Some companies suggest you build for the market, but the best idea is to design-and-build for you. An aspect to cover off at the start of the process is looking into the way you live now and how you might live in the future. Will teenagers or young adults still be in residence (pretty much guaranteed these days), will one of you start working from home and need an office, or will you be left high and dry when the fledglings leave the nest, clattering around in a cavernous space that is expensive to keep warm and well looked after? Every time you put your home on the market because it is no longer fit for purpose, you are faced with estate-agent fees, moving costs and many other hidden expenses which if put straight onto the mortgage will have allowed you financial freedom sooner.
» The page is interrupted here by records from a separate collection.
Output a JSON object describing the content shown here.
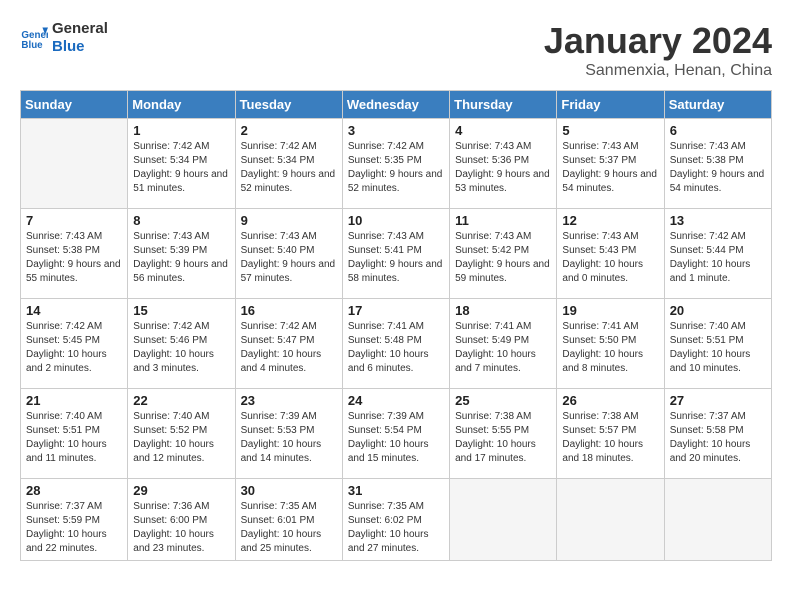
{
  "header": {
    "logo_line1": "General",
    "logo_line2": "Blue",
    "month_title": "January 2024",
    "location": "Sanmenxia, Henan, China"
  },
  "days_of_week": [
    "Sunday",
    "Monday",
    "Tuesday",
    "Wednesday",
    "Thursday",
    "Friday",
    "Saturday"
  ],
  "weeks": [
    [
      {
        "day": "",
        "sunrise": "",
        "sunset": "",
        "daylight": ""
      },
      {
        "day": "1",
        "sunrise": "7:42 AM",
        "sunset": "5:34 PM",
        "daylight": "9 hours and 51 minutes."
      },
      {
        "day": "2",
        "sunrise": "7:42 AM",
        "sunset": "5:34 PM",
        "daylight": "9 hours and 52 minutes."
      },
      {
        "day": "3",
        "sunrise": "7:42 AM",
        "sunset": "5:35 PM",
        "daylight": "9 hours and 52 minutes."
      },
      {
        "day": "4",
        "sunrise": "7:43 AM",
        "sunset": "5:36 PM",
        "daylight": "9 hours and 53 minutes."
      },
      {
        "day": "5",
        "sunrise": "7:43 AM",
        "sunset": "5:37 PM",
        "daylight": "9 hours and 54 minutes."
      },
      {
        "day": "6",
        "sunrise": "7:43 AM",
        "sunset": "5:38 PM",
        "daylight": "9 hours and 54 minutes."
      }
    ],
    [
      {
        "day": "7",
        "sunrise": "7:43 AM",
        "sunset": "5:38 PM",
        "daylight": "9 hours and 55 minutes."
      },
      {
        "day": "8",
        "sunrise": "7:43 AM",
        "sunset": "5:39 PM",
        "daylight": "9 hours and 56 minutes."
      },
      {
        "day": "9",
        "sunrise": "7:43 AM",
        "sunset": "5:40 PM",
        "daylight": "9 hours and 57 minutes."
      },
      {
        "day": "10",
        "sunrise": "7:43 AM",
        "sunset": "5:41 PM",
        "daylight": "9 hours and 58 minutes."
      },
      {
        "day": "11",
        "sunrise": "7:43 AM",
        "sunset": "5:42 PM",
        "daylight": "9 hours and 59 minutes."
      },
      {
        "day": "12",
        "sunrise": "7:43 AM",
        "sunset": "5:43 PM",
        "daylight": "10 hours and 0 minutes."
      },
      {
        "day": "13",
        "sunrise": "7:42 AM",
        "sunset": "5:44 PM",
        "daylight": "10 hours and 1 minute."
      }
    ],
    [
      {
        "day": "14",
        "sunrise": "7:42 AM",
        "sunset": "5:45 PM",
        "daylight": "10 hours and 2 minutes."
      },
      {
        "day": "15",
        "sunrise": "7:42 AM",
        "sunset": "5:46 PM",
        "daylight": "10 hours and 3 minutes."
      },
      {
        "day": "16",
        "sunrise": "7:42 AM",
        "sunset": "5:47 PM",
        "daylight": "10 hours and 4 minutes."
      },
      {
        "day": "17",
        "sunrise": "7:41 AM",
        "sunset": "5:48 PM",
        "daylight": "10 hours and 6 minutes."
      },
      {
        "day": "18",
        "sunrise": "7:41 AM",
        "sunset": "5:49 PM",
        "daylight": "10 hours and 7 minutes."
      },
      {
        "day": "19",
        "sunrise": "7:41 AM",
        "sunset": "5:50 PM",
        "daylight": "10 hours and 8 minutes."
      },
      {
        "day": "20",
        "sunrise": "7:40 AM",
        "sunset": "5:51 PM",
        "daylight": "10 hours and 10 minutes."
      }
    ],
    [
      {
        "day": "21",
        "sunrise": "7:40 AM",
        "sunset": "5:51 PM",
        "daylight": "10 hours and 11 minutes."
      },
      {
        "day": "22",
        "sunrise": "7:40 AM",
        "sunset": "5:52 PM",
        "daylight": "10 hours and 12 minutes."
      },
      {
        "day": "23",
        "sunrise": "7:39 AM",
        "sunset": "5:53 PM",
        "daylight": "10 hours and 14 minutes."
      },
      {
        "day": "24",
        "sunrise": "7:39 AM",
        "sunset": "5:54 PM",
        "daylight": "10 hours and 15 minutes."
      },
      {
        "day": "25",
        "sunrise": "7:38 AM",
        "sunset": "5:55 PM",
        "daylight": "10 hours and 17 minutes."
      },
      {
        "day": "26",
        "sunrise": "7:38 AM",
        "sunset": "5:57 PM",
        "daylight": "10 hours and 18 minutes."
      },
      {
        "day": "27",
        "sunrise": "7:37 AM",
        "sunset": "5:58 PM",
        "daylight": "10 hours and 20 minutes."
      }
    ],
    [
      {
        "day": "28",
        "sunrise": "7:37 AM",
        "sunset": "5:59 PM",
        "daylight": "10 hours and 22 minutes."
      },
      {
        "day": "29",
        "sunrise": "7:36 AM",
        "sunset": "6:00 PM",
        "daylight": "10 hours and 23 minutes."
      },
      {
        "day": "30",
        "sunrise": "7:35 AM",
        "sunset": "6:01 PM",
        "daylight": "10 hours and 25 minutes."
      },
      {
        "day": "31",
        "sunrise": "7:35 AM",
        "sunset": "6:02 PM",
        "daylight": "10 hours and 27 minutes."
      },
      {
        "day": "",
        "sunrise": "",
        "sunset": "",
        "daylight": ""
      },
      {
        "day": "",
        "sunrise": "",
        "sunset": "",
        "daylight": ""
      },
      {
        "day": "",
        "sunrise": "",
        "sunset": "",
        "daylight": ""
      }
    ]
  ]
}
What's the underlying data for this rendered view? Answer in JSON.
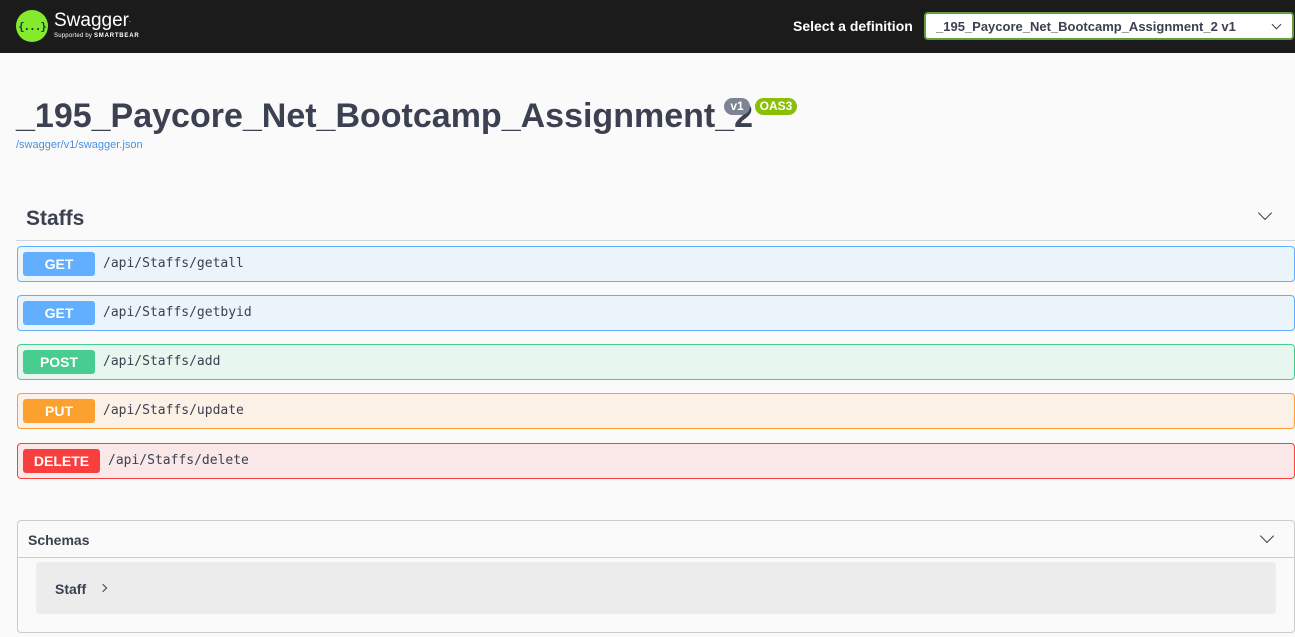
{
  "topbar": {
    "logo_icon": "{...}",
    "logo_name": "Swagger",
    "logo_tm": ".",
    "logo_sub_prefix": "Supported by ",
    "logo_sub_brand": "SMARTBEAR",
    "definition_label": "Select a definition",
    "definition_selected": "_195_Paycore_Net_Bootcamp_Assignment_2 v1"
  },
  "info": {
    "title": "_195_Paycore_Net_Bootcamp_Assignment_2",
    "version_badge": "v1",
    "oas_badge": "OAS3",
    "spec_url": "/swagger/v1/swagger.json"
  },
  "tag": {
    "name": "Staffs"
  },
  "operations": [
    {
      "method": "GET",
      "path": "/api/Staffs/getall"
    },
    {
      "method": "GET",
      "path": "/api/Staffs/getbyid"
    },
    {
      "method": "POST",
      "path": "/api/Staffs/add"
    },
    {
      "method": "PUT",
      "path": "/api/Staffs/update"
    },
    {
      "method": "DELETE",
      "path": "/api/Staffs/delete"
    }
  ],
  "schemas": {
    "title": "Schemas",
    "models": [
      "Staff"
    ]
  },
  "colors": {
    "get": "#61affe",
    "post": "#49cc90",
    "put": "#fca130",
    "delete": "#f93e3e",
    "topbar": "#1b1b1b",
    "logo": "#85ea2d"
  }
}
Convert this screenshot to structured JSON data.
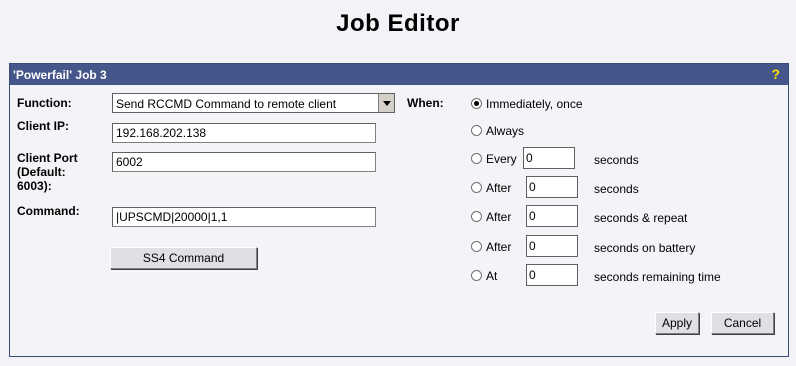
{
  "page": {
    "title": "Job Editor"
  },
  "panel": {
    "title": "'Powerfail' Job 3",
    "help": "?"
  },
  "form": {
    "function_label": "Function:",
    "function_value": "Send RCCMD Command to remote client",
    "client_ip_label": "Client IP:",
    "client_ip_value": "192.168.202.138",
    "client_port_label_1": "Client Port",
    "client_port_label_2": "(Default:",
    "client_port_label_3": "6003):",
    "client_port_value": "6002",
    "command_label": "Command:",
    "command_value": "|UPSCMD|20000|1,1",
    "ss4_button": "SS4 Command"
  },
  "when": {
    "label": "When:",
    "options": [
      {
        "label": "Immediately, once",
        "selected": true
      },
      {
        "label": "Always",
        "selected": false
      },
      {
        "label": "Every",
        "value": "0",
        "unit": "seconds",
        "selected": false
      },
      {
        "label": "After",
        "value": "0",
        "unit": "seconds",
        "selected": false
      },
      {
        "label": "After",
        "value": "0",
        "unit": "seconds & repeat",
        "selected": false
      },
      {
        "label": "After",
        "value": "0",
        "unit": "seconds on battery",
        "selected": false
      },
      {
        "label": "At",
        "value": "0",
        "unit": "seconds remaining time",
        "selected": false
      }
    ]
  },
  "actions": {
    "apply": "Apply",
    "cancel": "Cancel"
  }
}
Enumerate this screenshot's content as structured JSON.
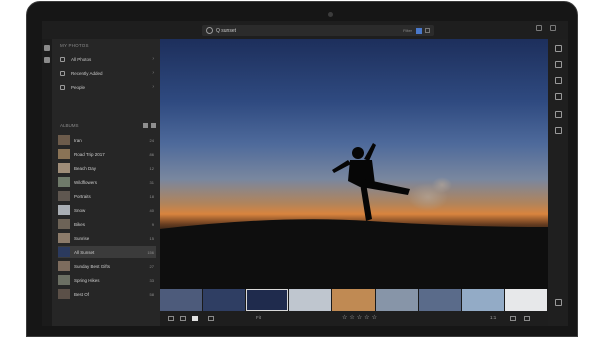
{
  "app": {
    "accent": "#4a78c9"
  },
  "search": {
    "value": "Q sunset",
    "filter_label": "Filter"
  },
  "sidebar": {
    "section_title": "MY PHOTOS",
    "items": [
      {
        "label": "All Photos",
        "icon": "photos-icon"
      },
      {
        "label": "Recently Added",
        "icon": "clock-icon"
      },
      {
        "label": "People",
        "icon": "people-icon"
      }
    ],
    "albums_title": "ALBUMS",
    "albums": [
      {
        "name": "Iran",
        "count": "24",
        "thumb": "#6c5b4b"
      },
      {
        "name": "Road Trip 2017",
        "count": "86",
        "thumb": "#8a7356"
      },
      {
        "name": "Beach Day",
        "count": "12",
        "thumb": "#9f8d78"
      },
      {
        "name": "Wildflowers",
        "count": "31",
        "thumb": "#6f7a6a"
      },
      {
        "name": "Portraits",
        "count": "18",
        "thumb": "#5f5750"
      },
      {
        "name": "Snow",
        "count": "40",
        "thumb": "#a9aeb4"
      },
      {
        "name": "Bikes",
        "count": "9",
        "thumb": "#6d6357"
      },
      {
        "name": "Sunrise",
        "count": "15",
        "thumb": "#8c7b6a"
      },
      {
        "name": "All Sunset",
        "count": "156",
        "thumb": "#2b3a5e",
        "selected": true
      },
      {
        "name": "Sunday Best Gifts",
        "count": "27",
        "thumb": "#7d6c5e"
      },
      {
        "name": "Spring Hikes",
        "count": "33",
        "thumb": "#6b6f63"
      },
      {
        "name": "Best Of",
        "count": "58",
        "thumb": "#5b5048"
      }
    ]
  },
  "filmstrip": [
    {
      "color": "#4d5b7b"
    },
    {
      "color": "#2f3e63"
    },
    {
      "color": "#1f2b4d",
      "selected": true
    },
    {
      "color": "#bfc6cf"
    },
    {
      "color": "#c08a53"
    },
    {
      "color": "#8795a8"
    },
    {
      "color": "#5a6b8a"
    },
    {
      "color": "#93abc6"
    },
    {
      "color": "#e7e8ea"
    }
  ],
  "bottombar": {
    "fit_label": "Fit",
    "stars": [
      "☆",
      "☆",
      "☆",
      "☆",
      "☆"
    ],
    "zoom_label": "1:1"
  }
}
Many generic homes, picked out of a brochure, tend not to cut the mustard when it comes to future focus. A 260-square-metre brick-and-tile might seem appealingly budget-wise at first sight – but dig deeper and that is often not the case. Houses designed from the inside out (with you, the client, as the driving force) may be smaller but simultaneously more suitable in the long term. A good architect or designer knows how to save space without making rooms feel tight.  They will dispense with unnecessary corridors, make rooms feel bigger by using full-height doors and windows, and even incorporate built-in elements such as bench-seats, room dividers, diners, bedside tables so that you needn’t buy as much furniture once your dream home is complete.

Built in furniture

Designing with some elements of standardisation is also a cost-savvy way forward. New Zealanders tend to baulk at this idea. They are so accustomed to everything custom made. But standardisation is not the enemy of personalisation.  Materials such as sheets of plasterboard, plywood and timber framing come in standard sizes so designing in a modular fashion, in increments of these sizes – for instance, with a ceiling stud of 2.4 metres which is the length of a sheet of plasterboard – just makes sense. Plus by minimising wastage, you might be able to opt for a nicer finishing product, those natural stone tiles you have fallen in lust with instead of porcelain for example.

Make rooms feel bigger by using full-height doors and windows, and even incorporate built-in elements such as bench-seats, room dividers
Full height doors and windows

Finally, ask how you can reduce the cost to run a house. If it is correctly oriented on the site so that it receives maximum sun, has better-than-building-code insulation, lots of windows on the northern elevation, fewer on the southern, and elements such as concrete flooring that can act as a heat sink, those power bills will be reduced. It may be a larger capital outlay per square metre in the here and now but extrapolated out over a number of years, the savings add up.

Incorporate built-in elements such as bench-seats, room dividers, diners, bedside tables so that you needn’t buy as much furniture once your dream home is complete.

Quality over quantity is a much-maligned phrase but, when it comes to the biggest purchase in a lifetime, it makes good sense. Invest the capital on design that delivers more per square metre and lowers the ongoing cost of ownership and you’ll be saying bye-bye to the bank manager sooner than you think.